Janelle Monae is starring in a slavery-themed horror movie called Antebellum.
The movie was supposed to debut in theaters on April 24th, but it was pulled in mid-March. The move to August suggests Lionsgate believes moviegoers will eventually return to theaters by late summer. Other films affected by the coronavirus pandemic include the Saw reboot and Run.
Janelle Monae portrays a modern-day author, transported back to the 19th century as a slave. She comes face-to-face with her ancestors, with the movie’s tagline asking, “What if fate chose you to save us from our past?”
Gerard Bush and Christopher Renz direct the movie. Lionsgate will also produce the duo’s upcoming horror project, Rapture.
The August 21st release date for Antebellum is interesting; some September festivals have already canceled this year. Dr. Fauci says sports may return in July without live audiences – but live events are expected to be the last to return to normalcy. Where do movie theaters fall on that spectrum?
Attending a movie requires sitting in a room for 2+ hours, exposed to who knows what. Will the American public be ready to return to the theaters without a vaccine? Some health experts and economic analysts say confidence won’t return until a vaccine is available.
In the meantime, other movies are finding new success on digital streaming platforms.

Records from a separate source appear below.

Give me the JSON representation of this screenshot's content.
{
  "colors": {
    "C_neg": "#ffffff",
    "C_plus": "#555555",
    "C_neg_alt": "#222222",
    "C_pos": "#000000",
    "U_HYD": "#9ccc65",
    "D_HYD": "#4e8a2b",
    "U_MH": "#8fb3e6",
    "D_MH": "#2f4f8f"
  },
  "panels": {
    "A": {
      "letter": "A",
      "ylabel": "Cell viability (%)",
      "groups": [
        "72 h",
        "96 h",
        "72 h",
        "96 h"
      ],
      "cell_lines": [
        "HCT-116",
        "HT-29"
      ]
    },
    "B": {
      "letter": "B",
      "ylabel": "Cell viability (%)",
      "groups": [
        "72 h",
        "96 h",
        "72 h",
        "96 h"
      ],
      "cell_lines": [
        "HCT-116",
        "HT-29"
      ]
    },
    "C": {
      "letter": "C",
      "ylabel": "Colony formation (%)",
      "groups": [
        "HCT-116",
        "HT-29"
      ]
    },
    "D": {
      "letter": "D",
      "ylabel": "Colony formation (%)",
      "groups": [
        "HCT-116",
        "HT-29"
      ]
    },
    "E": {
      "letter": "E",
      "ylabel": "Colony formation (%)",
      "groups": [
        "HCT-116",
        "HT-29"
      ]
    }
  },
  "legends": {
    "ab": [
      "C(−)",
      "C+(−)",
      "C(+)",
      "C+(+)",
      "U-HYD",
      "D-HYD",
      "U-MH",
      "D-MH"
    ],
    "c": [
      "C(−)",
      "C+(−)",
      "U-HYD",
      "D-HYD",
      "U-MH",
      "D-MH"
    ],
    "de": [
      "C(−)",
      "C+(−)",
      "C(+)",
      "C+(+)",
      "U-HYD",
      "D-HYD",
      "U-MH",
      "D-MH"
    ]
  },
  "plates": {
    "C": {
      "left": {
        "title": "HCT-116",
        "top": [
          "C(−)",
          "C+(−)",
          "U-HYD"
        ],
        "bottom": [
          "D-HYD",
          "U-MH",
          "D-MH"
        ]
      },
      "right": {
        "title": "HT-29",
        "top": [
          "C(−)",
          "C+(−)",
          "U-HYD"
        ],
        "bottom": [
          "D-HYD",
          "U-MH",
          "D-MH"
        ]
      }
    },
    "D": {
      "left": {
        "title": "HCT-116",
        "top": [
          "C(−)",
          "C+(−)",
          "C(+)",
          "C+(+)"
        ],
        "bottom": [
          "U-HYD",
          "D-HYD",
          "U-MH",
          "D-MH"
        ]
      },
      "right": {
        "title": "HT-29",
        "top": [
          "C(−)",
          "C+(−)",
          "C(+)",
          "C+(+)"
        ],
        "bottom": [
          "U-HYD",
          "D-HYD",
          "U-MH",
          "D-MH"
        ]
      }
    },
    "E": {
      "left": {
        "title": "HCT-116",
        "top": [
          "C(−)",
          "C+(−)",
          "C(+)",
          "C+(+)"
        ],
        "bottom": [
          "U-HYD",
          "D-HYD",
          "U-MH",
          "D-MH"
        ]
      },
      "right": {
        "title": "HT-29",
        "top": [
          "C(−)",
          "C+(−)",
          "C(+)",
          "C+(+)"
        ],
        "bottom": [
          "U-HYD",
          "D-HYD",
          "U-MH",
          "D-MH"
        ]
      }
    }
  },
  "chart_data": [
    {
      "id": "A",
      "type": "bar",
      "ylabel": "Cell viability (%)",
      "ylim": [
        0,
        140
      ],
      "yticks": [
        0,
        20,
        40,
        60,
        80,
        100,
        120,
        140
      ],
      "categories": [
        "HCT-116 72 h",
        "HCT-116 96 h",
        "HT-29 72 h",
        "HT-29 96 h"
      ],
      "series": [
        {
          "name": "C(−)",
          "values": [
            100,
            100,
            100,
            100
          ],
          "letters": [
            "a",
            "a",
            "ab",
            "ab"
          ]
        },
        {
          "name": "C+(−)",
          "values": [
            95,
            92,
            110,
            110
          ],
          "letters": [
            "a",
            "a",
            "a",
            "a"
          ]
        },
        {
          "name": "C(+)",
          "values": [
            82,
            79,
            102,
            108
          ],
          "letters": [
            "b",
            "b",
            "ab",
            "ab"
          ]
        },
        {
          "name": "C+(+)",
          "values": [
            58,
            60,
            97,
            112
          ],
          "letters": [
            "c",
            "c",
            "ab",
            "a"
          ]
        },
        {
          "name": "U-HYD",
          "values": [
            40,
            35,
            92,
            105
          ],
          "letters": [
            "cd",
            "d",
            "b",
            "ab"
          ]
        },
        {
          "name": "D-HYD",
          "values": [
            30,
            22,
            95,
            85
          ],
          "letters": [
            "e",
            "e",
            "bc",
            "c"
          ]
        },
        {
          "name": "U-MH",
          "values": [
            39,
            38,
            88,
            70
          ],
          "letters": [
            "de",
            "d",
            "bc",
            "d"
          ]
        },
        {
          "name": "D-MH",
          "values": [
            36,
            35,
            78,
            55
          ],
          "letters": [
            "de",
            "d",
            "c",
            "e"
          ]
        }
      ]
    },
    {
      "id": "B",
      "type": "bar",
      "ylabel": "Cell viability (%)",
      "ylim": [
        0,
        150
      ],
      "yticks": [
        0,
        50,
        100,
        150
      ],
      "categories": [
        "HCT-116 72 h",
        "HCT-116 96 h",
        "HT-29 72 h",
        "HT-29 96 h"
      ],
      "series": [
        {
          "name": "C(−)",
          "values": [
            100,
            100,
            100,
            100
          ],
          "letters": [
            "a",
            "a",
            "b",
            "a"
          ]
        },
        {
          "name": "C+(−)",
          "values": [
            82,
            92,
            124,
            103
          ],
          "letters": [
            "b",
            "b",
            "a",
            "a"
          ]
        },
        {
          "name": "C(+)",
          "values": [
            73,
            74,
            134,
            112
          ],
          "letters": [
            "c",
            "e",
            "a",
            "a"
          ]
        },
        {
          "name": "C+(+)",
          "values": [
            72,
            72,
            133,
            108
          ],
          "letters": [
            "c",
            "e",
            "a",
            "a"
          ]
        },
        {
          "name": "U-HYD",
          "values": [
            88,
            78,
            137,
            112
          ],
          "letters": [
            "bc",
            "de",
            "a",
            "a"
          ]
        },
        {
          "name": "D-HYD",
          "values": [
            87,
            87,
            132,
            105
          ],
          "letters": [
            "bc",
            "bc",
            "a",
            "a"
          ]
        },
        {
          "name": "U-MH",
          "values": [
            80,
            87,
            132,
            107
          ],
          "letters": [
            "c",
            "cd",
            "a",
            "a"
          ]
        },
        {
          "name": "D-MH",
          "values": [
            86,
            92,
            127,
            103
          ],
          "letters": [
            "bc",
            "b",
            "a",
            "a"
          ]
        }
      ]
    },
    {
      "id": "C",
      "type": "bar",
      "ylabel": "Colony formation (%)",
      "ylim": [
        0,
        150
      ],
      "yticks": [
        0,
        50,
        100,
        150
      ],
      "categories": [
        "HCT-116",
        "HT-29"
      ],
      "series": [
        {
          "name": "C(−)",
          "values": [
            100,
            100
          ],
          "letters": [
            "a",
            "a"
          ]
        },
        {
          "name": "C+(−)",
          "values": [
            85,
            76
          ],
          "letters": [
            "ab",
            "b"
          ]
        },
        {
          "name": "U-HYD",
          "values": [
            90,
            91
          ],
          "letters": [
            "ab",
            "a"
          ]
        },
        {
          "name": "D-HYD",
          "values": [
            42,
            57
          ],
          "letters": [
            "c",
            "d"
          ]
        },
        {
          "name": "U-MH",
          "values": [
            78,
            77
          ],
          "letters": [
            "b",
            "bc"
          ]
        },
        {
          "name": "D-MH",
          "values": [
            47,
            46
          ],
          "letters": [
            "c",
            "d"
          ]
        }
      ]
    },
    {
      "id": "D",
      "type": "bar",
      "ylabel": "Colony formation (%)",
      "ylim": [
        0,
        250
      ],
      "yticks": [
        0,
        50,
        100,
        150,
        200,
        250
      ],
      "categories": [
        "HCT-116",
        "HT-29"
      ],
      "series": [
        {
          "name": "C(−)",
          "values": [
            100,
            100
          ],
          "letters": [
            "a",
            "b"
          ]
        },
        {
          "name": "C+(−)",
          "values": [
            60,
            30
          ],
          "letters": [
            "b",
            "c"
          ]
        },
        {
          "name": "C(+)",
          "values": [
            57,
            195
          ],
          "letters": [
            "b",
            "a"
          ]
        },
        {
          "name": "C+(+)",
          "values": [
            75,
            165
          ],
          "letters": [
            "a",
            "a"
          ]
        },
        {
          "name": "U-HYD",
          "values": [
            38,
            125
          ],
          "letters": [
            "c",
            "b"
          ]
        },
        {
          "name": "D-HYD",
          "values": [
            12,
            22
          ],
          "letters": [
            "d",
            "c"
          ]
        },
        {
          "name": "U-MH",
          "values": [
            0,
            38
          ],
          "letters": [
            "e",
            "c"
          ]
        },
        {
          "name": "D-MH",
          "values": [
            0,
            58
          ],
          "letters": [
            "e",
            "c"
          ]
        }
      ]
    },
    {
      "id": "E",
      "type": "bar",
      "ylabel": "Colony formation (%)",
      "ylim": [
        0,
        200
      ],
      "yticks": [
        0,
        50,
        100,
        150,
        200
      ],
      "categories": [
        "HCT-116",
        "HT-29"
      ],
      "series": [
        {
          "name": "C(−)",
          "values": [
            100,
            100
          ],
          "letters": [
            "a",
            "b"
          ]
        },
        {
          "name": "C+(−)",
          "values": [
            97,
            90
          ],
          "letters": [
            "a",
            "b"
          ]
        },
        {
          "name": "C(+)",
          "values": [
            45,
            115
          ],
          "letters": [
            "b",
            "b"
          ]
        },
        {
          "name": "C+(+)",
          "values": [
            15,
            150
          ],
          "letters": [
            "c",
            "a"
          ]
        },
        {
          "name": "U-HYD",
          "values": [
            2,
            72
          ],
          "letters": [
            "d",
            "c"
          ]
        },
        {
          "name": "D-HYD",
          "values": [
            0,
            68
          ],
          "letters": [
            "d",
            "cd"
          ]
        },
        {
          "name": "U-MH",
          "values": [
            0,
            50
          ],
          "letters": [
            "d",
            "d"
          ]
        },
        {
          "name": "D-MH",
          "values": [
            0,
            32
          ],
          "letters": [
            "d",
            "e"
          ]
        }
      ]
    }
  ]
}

Trolls World Tour was released directly to streaming services and saw $95 million in its first 19 days. As a result, Universal says it will release more movies to streaming services first. The move prompted AMC Theatres to sever its relationship with Universal over the announcement.
“AMC believes that with this proposed action to go to the home and theatres simultaneously, Universal is breaking the business model and dealings between our two companies,” AMC CEO Adam Aron wrote in an open letter to Universal.
Universal takes 80% of all rental sales compared to 50% that studios take from the theatrical box office.